I'm trying to scrape the price table (buy yes, prices and contracts available) from this site: https://www.predictit.org/Contract/7069/Will-the-Senate-pass-the-Better-Care-Reconciliation-Act-by-July-31#prices.

This is my (obviously very preliminary) code, structured now just to find the table:

from bs4 import BeautifulSoup
import requests
from lxml import html
import json, re

url = "https://www.predictit.org/Contract/7069/Will-the-Senate-pass-the-Better-Care-Reconciliation-Act-by-July-31#prices"

ret = requests.get(url).text

soup = BeautifulSoup(ret, "lxml")

try:
    table = soup.find('table')
    print table
except AttributeError as e:
    print 'No tables found, exiting'

The code finds and parses a table; however, it's the wrong one (the data table on a different tab https://www.predictit.org/Contract/7069/Will-the-Senate-pass-the-Better-Care-Reconciliation-Act-by-July-31#data).

How do I resolve this error to ensure the code identifies the correct table?

  • Which table do you want?
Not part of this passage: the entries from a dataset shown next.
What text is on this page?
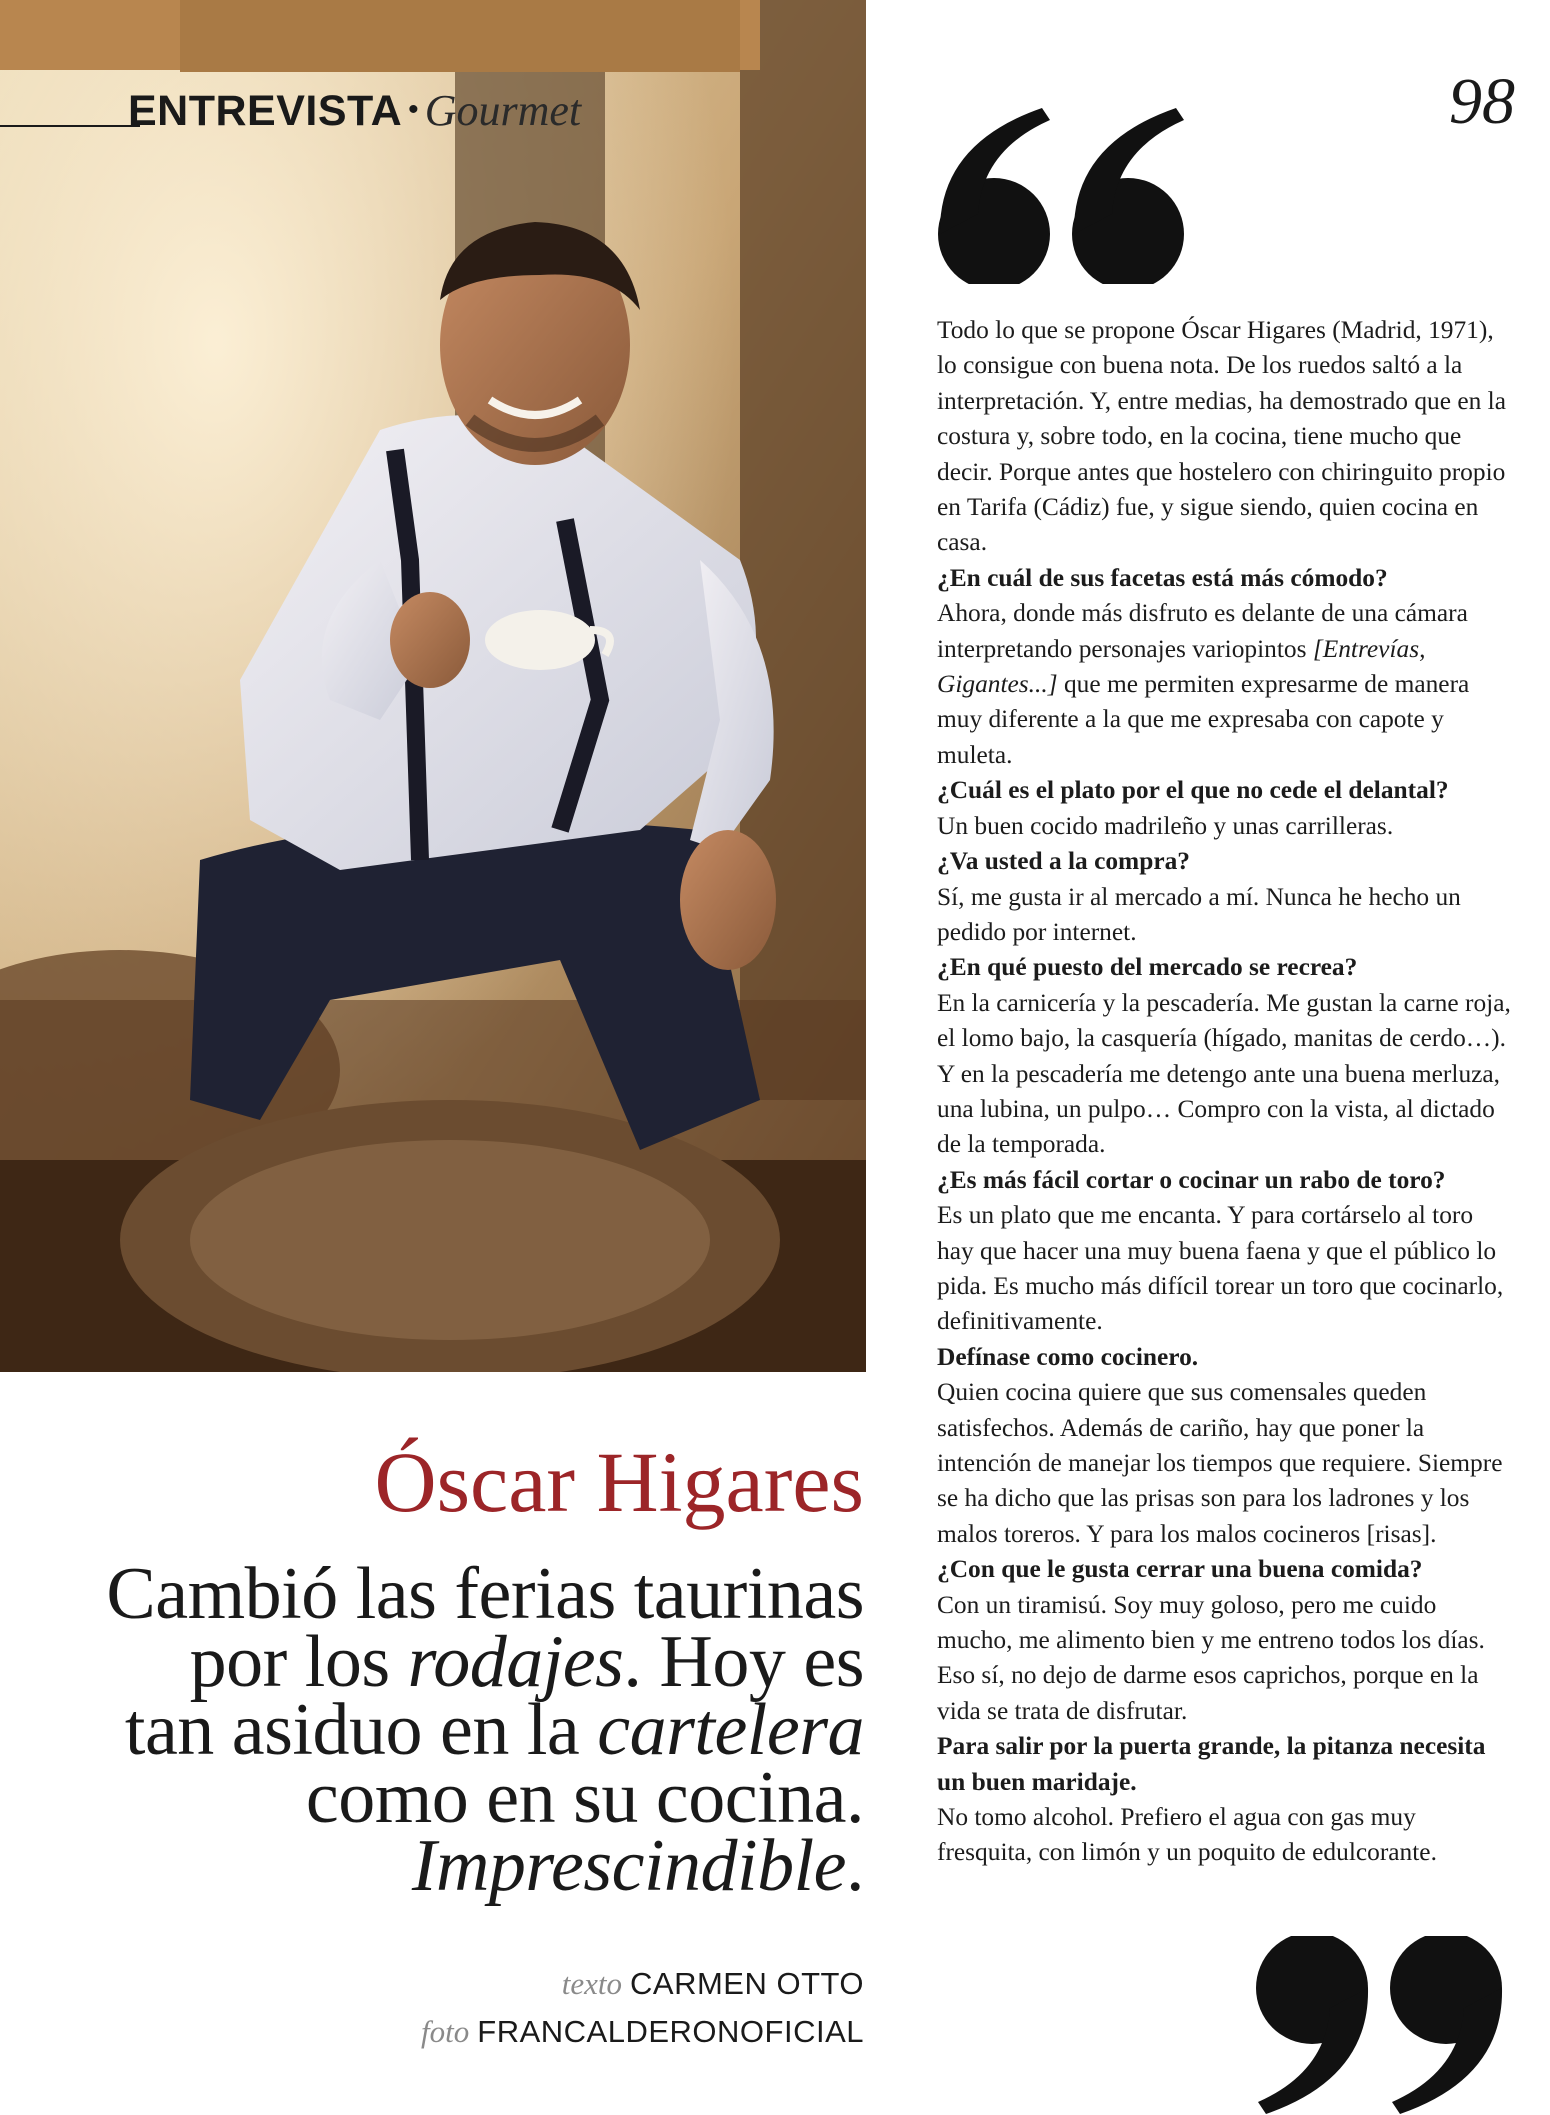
ENTREVISTA • Gourmet	98

Todo lo que se propone Óscar Higares (Madrid, 1971), lo consigue con buena nota. De los ruedos saltó a la interpretación. Y, entre medias, ha demostrado que en la costura y, sobre todo, en la cocina, tiene mucho que decir. Porque antes que hostelero con chiringuito propio en Tarifa (Cádiz) fue, y sigue siendo, quien cocina en casa.

¿En cuál de sus facetas está más cómodo?

Ahora, donde más disfruto es delante de una cámara interpretando personajes variopintos [Entrevías, Gigantes...] que me permiten expresarme de manera muy diferente a la que me expresaba con capote y muleta.

¿Cuál es el plato por el que no cede el delantal?

Un buen cocido madrileño y unas carrilleras.

¿Va usted a la compra?

Sí, me gusta ir al mercado a mí. Nunca he hecho un pedido por internet.

¿En qué puesto del mercado se recrea?

En la carnicería y la pescadería. Me gustan la carne roja, el lomo bajo, la casquería (hígado, manitas de cerdo…). Y en la pescadería me detengo ante una buena merluza, una lubina, un pulpo… Compro con la vista, al dictado de la temporada.

¿Es más fácil cortar o cocinar un rabo de toro?

Es un plato que me encanta. Y para cortárselo al toro hay que hacer una muy buena faena y que el público lo pida. Es mucho más difícil torear un toro que cocinarlo, definitivamente.

Defínase como cocinero.

Quien cocina quiere que sus comensales queden satisfechos. Además de cariño, hay que poner la intención de manejar los tiempos que requiere. Siempre se ha dicho que las prisas son para los ladrones y los malos toreros. Y para los malos cocineros [risas].

¿Con que le gusta cerrar una buena comida?

Con un tiramisú. Soy muy goloso, pero me cuido mucho, me alimento bien y me entreno todos los días. Eso sí, no dejo de darme esos caprichos, porque en la vida se trata de disfrutar.

Para salir por la puerta grande, la pitanza necesita un buen maridaje.

No tomo alcohol. Prefiero el agua con gas muy fresquita, con limón y un poquito de edulcorante.

Óscar Higares
Cambió las ferias taurinas por los rodajes. Hoy es tan asiduo en la cartelera como en su cocina. Imprescindible.
texto CARMEN OTTO
foto FRANCALDERONOFICIAL
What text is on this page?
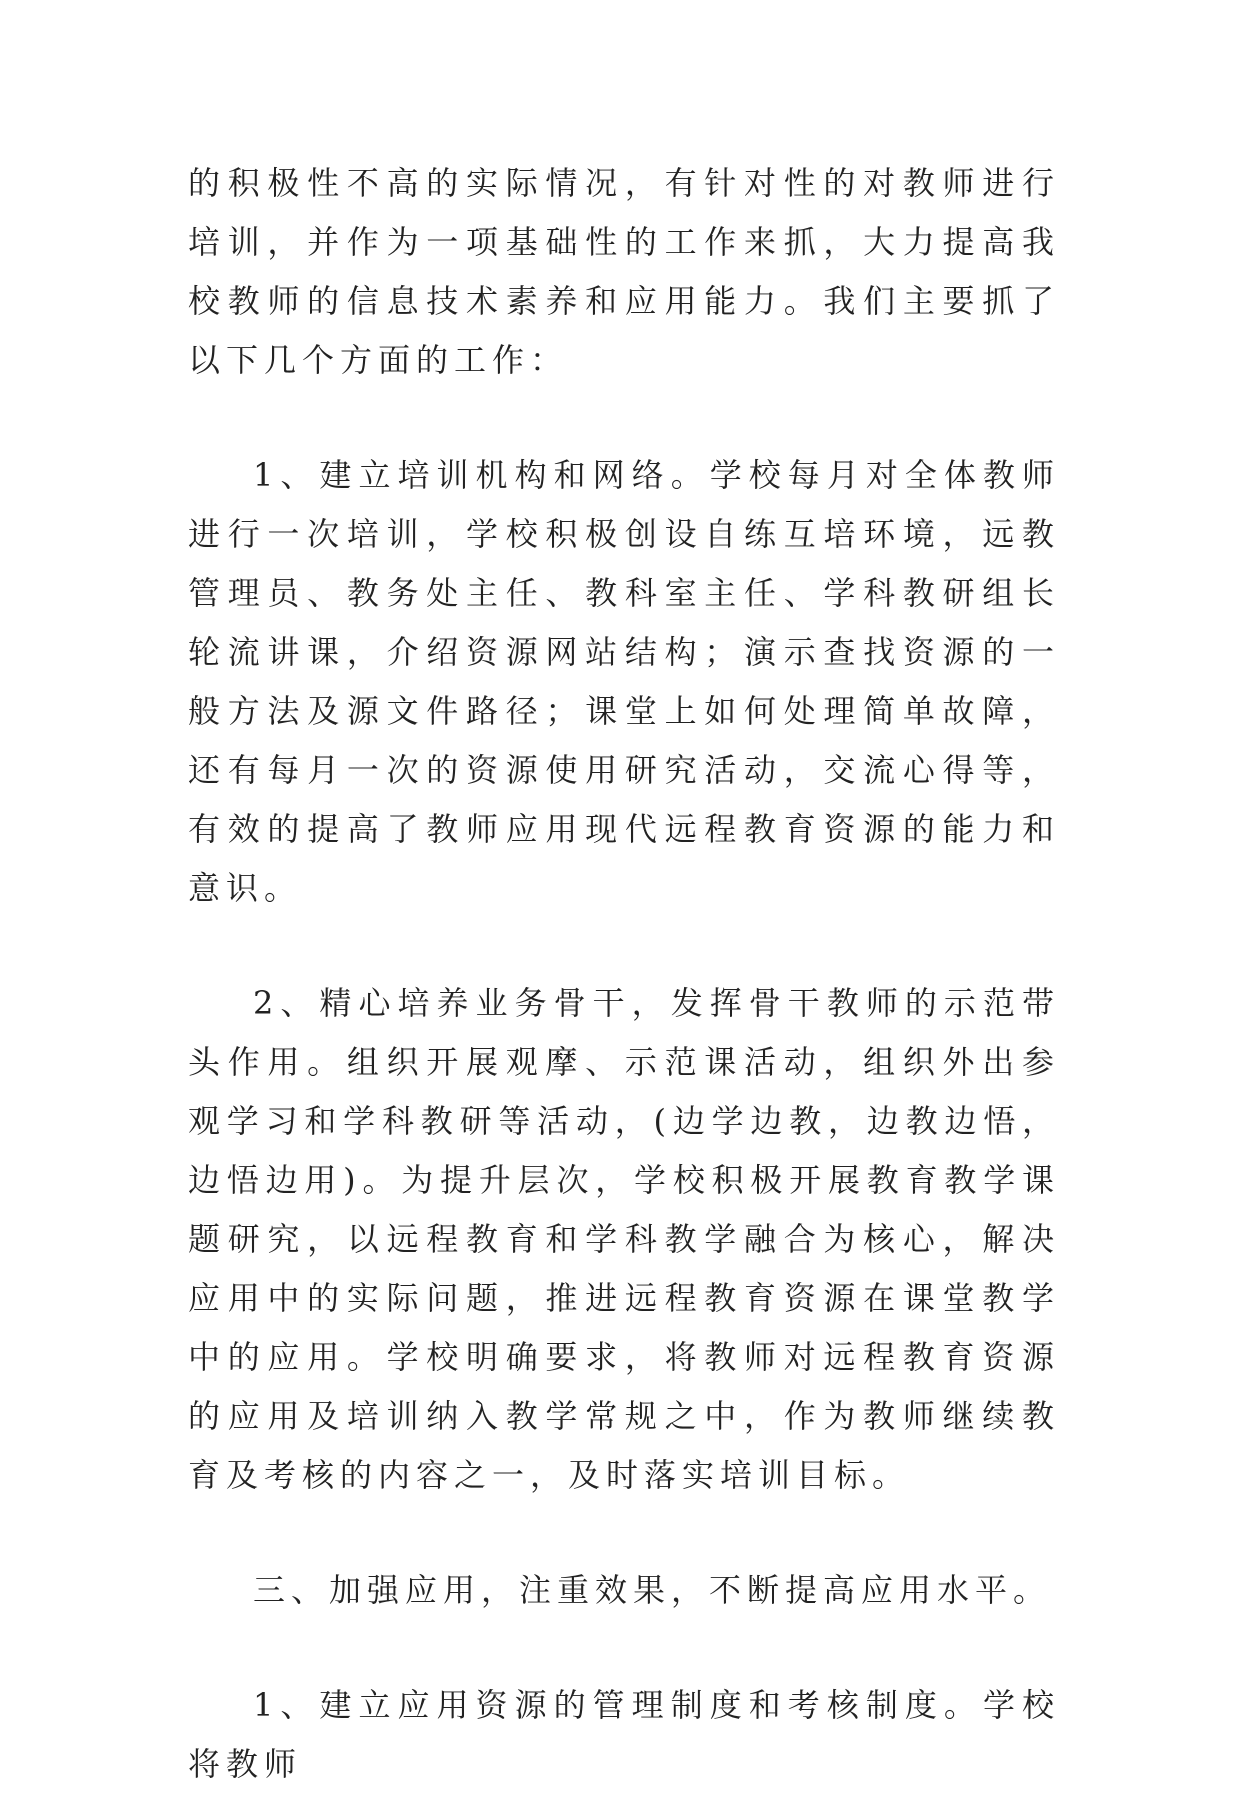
的积极性不高的实际情况，有针对性的对教师进行培训，并作为一项基础性的工作来抓，大力提高我校教师的信息技术素养和应用能力。我们主要抓了以下几个方面的工作：

1、建立培训机构和网络。学校每月对全体教师进行一次培训，学校积极创设自练互培环境，远教管理员、教务处主任、教科室主任、学科教研组长轮流讲课，介绍资源网站结构；演示查找资源的一般方法及源文件路径；课堂上如何处理简单故障，还有每月一次的资源使用研究活动，交流心得等，有效的提高了教师应用现代远程教育资源的能力和意识。

2、精心培养业务骨干，发挥骨干教师的示范带头作用。组织开展观摩、示范课活动，组织外出参观学习和学科教研等活动，(边学边教，边教边悟，边悟边用)。为提升层次，学校积极开展教育教学课题研究，以远程教育和学科教学融合为核心，解决应用中的实际问题，推进远程教育资源在课堂教学中的应用。学校明确要求，将教师对远程教育资源的应用及培训纳入教学常规之中，作为教师继续教育及考核的内容之一，及时落实培训目标。

三、加强应用，注重效果，不断提高应用水平。

1、建立应用资源的管理制度和考核制度。学校将教师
Your best bet is to use `soup.find_all('table')` and then iterate through the list it returns. When iterating through it, search for specific elements only the table you want has – TerryA Jul 18 '17 at 22:16
  • @TerryA Ran that code and it didn't identify the desired table, just the table on the first tab. – libertyspursuit Jul 18 '17 at 22:21
  • What table do you want from the first link you gave? – TerryA Jul 18 '17 at 22:21
  • @TerryA this guy https://i.stack.imgur.com/21y42.png – libertyspursuit Jul 18 '17 at 22:25
  • Odd, I seem to get the error `requests.exceptions.ConnectionError: ('Connection aborted.', error(54, 'Connection reset by peer'))` when I try `requests.get(url)` – TerryA Jul 18 '17 at 22:30
  • I had the same problem, but followed the steps here https://stackoverflow.com/questions/38853972/python-client-error-connection-reset-by-peer and used a virtualenv to make it work – libertyspursuit Jul 18 '17 at 22:34
  • unfortunately those tables are displayed due to Javascript, which BeautifulSoup cannot handle. See this answer: https://stackoverflow.com/a/44813994/1248974, namely the recommendation to use Selenium or another scraper – chickity china chinese chicken Jul 18 '17 at 23:00
  • Thank you so much! – libertyspursuit Jul 19 '17 at 02:02

1 Answers1

1

As @downshift mentioned in the comments the table is js generated using xhr request.
So you can either use Selenium or make a direct request to the site's api.

Using the 2nd option:

url = "https://www.predictit.org/PrivateData/GetPriceListAjax?contractId=7069"
ret = requests.get(url).text
soup = BeautifulSoup(ret, "lxml")
table = soup.find('table')
t.m.adam
  • 15,106
  • 3
  • 32
  • 52